Une approche a été de répercuter les décisions de la Réserve Fédérale des États-Unis. La Banque centrale américaine a déjà réduit son taux directeur de 0,5 %. Est-ce suffisant pour justifier une baisse du taux directeur à Maurice ?
Non, pas de manière systématique. La Bank of Mauritius doit calibrer sa politique monétaire en prenant en considération les réalités mauriciennes et non celles des États-Unis ! Les contextes sont divergents. La Réserve Fédérale agit/réagit par rapport au contexte économique américain – en surchauffe ou en récession. Maurice doit gérer la cherté de la vie liée aux importations, et soutenir sa croissance postpandémique.
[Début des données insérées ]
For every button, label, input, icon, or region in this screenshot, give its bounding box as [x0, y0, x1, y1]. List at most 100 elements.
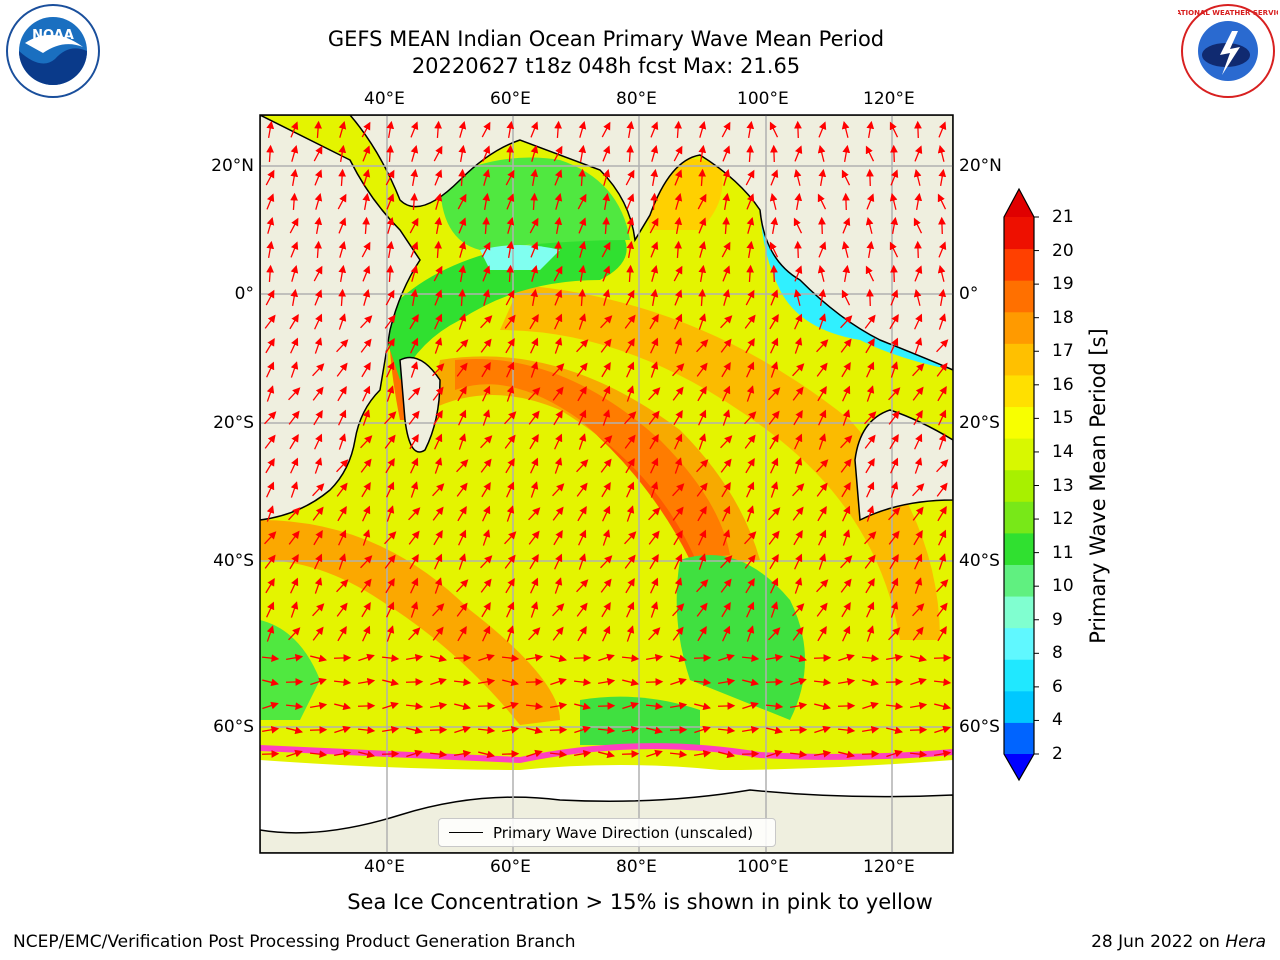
- wave-arrow: [770, 289, 779, 306]
- wave-arrow: [382, 678, 400, 687]
- wave-arrow: [456, 339, 469, 353]
- wave-arrow: [289, 554, 299, 570]
- wave-arrow: [265, 338, 275, 354]
- colorbar-tick-label: 19: [1052, 274, 1074, 295]
- wave-arrow: [600, 578, 612, 593]
- wave-arrow: [646, 749, 663, 758]
- wave-arrow: [793, 288, 802, 306]
- wave-arrow: [937, 144, 946, 162]
- wave-arrow: [650, 241, 659, 258]
- wave-arrow: [386, 144, 394, 163]
- wave-arrow: [720, 578, 732, 593]
- wave-arrow: [552, 506, 564, 521]
- wave-arrow: [362, 265, 371, 282]
- wave-arrow: [744, 314, 756, 329]
- wave-arrow: [938, 121, 947, 138]
- wave-arrow: [477, 726, 496, 735]
- wave-arrow: [722, 192, 731, 210]
- wave-arrow: [338, 529, 347, 546]
- wave-arrow: [576, 602, 588, 617]
- wave-arrow: [386, 361, 395, 378]
- lon-label-bottom: 40°E: [364, 857, 405, 877]
- wave-arrow: [885, 702, 904, 711]
- wave-arrow: [290, 265, 299, 282]
- wave-arrow: [433, 530, 443, 546]
- wave-arrow: [742, 678, 760, 687]
- wave-arrow: [530, 601, 539, 618]
- wave-arrow: [530, 288, 539, 306]
- wave-arrow: [457, 626, 467, 642]
- wave-arrow: [360, 435, 373, 449]
- wave-arrow: [266, 481, 275, 498]
- wave-arrow: [837, 702, 856, 710]
- wave-arrow: [838, 653, 855, 662]
- wave-arrow: [792, 363, 805, 377]
- wave-arrow: [530, 457, 539, 474]
- wave-arrow: [477, 702, 496, 710]
- wave-arrow: [792, 626, 804, 641]
- wave-arrow: [288, 410, 300, 425]
- colorbar-segment: [1004, 627, 1034, 660]
- wave-arrow: [410, 121, 419, 138]
- wave-arrow: [650, 577, 659, 594]
- wave-arrow: [741, 654, 760, 663]
- wave-arrow: [406, 749, 423, 758]
- low-period-region: [440, 157, 630, 250]
- wave-arrow: [434, 240, 442, 259]
- lat-label-right: 60°S: [959, 717, 1000, 737]
- wave-arrow: [410, 457, 419, 474]
- footer-date: 28 Jun 2022 on Hera: [1091, 932, 1266, 952]
- wave-arrow: [526, 653, 544, 662]
- wave-arrow: [841, 169, 851, 186]
- wave-arrow: [770, 264, 778, 283]
- wave-arrow: [506, 361, 515, 378]
- wave-arrow: [697, 193, 707, 210]
- wave-arrow: [672, 506, 684, 521]
- wave-arrow: [313, 145, 323, 162]
- wave-arrow: [938, 313, 947, 330]
- wave-arrow: [742, 725, 760, 734]
- wave-arrow: [670, 654, 688, 663]
- wave-arrow: [264, 314, 276, 329]
- wave-arrow: [840, 435, 853, 449]
- wave-arrow: [602, 505, 611, 522]
- wave-arrow: [360, 315, 373, 329]
- wave-arrow: [597, 726, 616, 735]
- wave-arrow: [458, 144, 467, 162]
- map-frame: [259, 114, 954, 854]
- wave-arrow: [889, 314, 899, 330]
- wave-arrow: [890, 169, 899, 186]
- colorbar: [1003, 187, 1039, 782]
- wave-arrow: [480, 578, 492, 593]
- wave-arrow: [434, 553, 443, 570]
- wave-arrow: [602, 145, 611, 162]
- wave-arrow: [554, 216, 563, 234]
- colorbar-tick-label: 21: [1052, 207, 1074, 227]
- wave-arrow: [672, 626, 684, 641]
- wave-arrow: [722, 505, 731, 522]
- wave-arrow: [889, 554, 899, 570]
- wave-arrow: [504, 554, 516, 569]
- wave-arrow: [406, 726, 424, 735]
- wave-arrow: [525, 678, 544, 686]
- wave-arrow: [578, 144, 587, 162]
- landmass: [260, 115, 953, 522]
- wave-arrow: [744, 554, 756, 569]
- wave-arrow: [624, 314, 636, 329]
- wave-arrow: [506, 601, 515, 618]
- wave-arrow: [862, 678, 880, 687]
- wave-arrow: [286, 749, 303, 758]
- wave-arrow: [792, 483, 805, 497]
- wave-arrow: [454, 749, 472, 758]
- wave-arrow: [549, 750, 568, 759]
- wave-arrow: [506, 144, 514, 163]
- wave-arrow: [482, 625, 491, 642]
- wave-arrow: [333, 654, 352, 662]
- wave-arrow: [720, 555, 733, 569]
- wave-arrow: [624, 531, 637, 545]
- wave-arrow: [769, 314, 779, 330]
- low-period-region: [380, 230, 627, 380]
- wave-arrow: [502, 701, 519, 710]
- wave-arrow: [938, 529, 947, 546]
- wave-arrow: [285, 678, 304, 686]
Un écart entre les taux directeurs de la Banque de Maurice et de la Fed pourrait, certes, exercer une pression sur la roupie. N’empêche que la stabilité récente de la roupie et le niveau robuste des réserves offrent une marge de manœuvre suffisante.
Pour résumer, la Banque centrale doit surveiller la Réserve fédérale, mais décider pour Maurice !
La décision sur les taux n’est que la partie émergée de l’iceberg, car le comité de politique monétaire définit une vision stratégique. Quels sont ces messages clairs auxquels vous vous attendez en tant qu’économiste ?
Il faudra : (i) réaffirmer avec une clarté absolue que la lutte contre l’inflation et la protection du pouvoir d’achat sont la priorité numéro un, (ii) reconnaître publiquement le dilemme entre la stabilité des prix et le soutien à l’activité, montrant ainsi une compréhension des réalités sociales, et (iii) esquisser une feuille de route pour moderniser le secteur financier, en évoquant le rôle de la finance verte et de la FinTech comme leviers d’une économie mauricienne plus résiliente et inclusive.
Évolution de l’inflation en 2025
L’inflation globale reflète l’évolution des prix sur une moyenne d’un an. Cette mesure constitue une meilleure indication de la tendance réelle. D’ailleurs, c’est elle qui est prise en considération par l’équipe économique de la Banque de Maurice. Pour une économie comme Maurice, qui est un importateur net, l’inflation devrait se situer dans une fourchette comprise entre 2 % et 5 %.
La seconde mesure utilisée est l’inflation en glissement annuel, plus volatile, et qui évolue plus rapidement à la hausse ou à la baisse que l’inflation globale. Par exemple, l’inflation globale est passée de 2,5 % en mars à 2,6 % en avril. Cependant, l’inflation en glissement annuel s’est accélérée de 1,8 % à 3,8 %.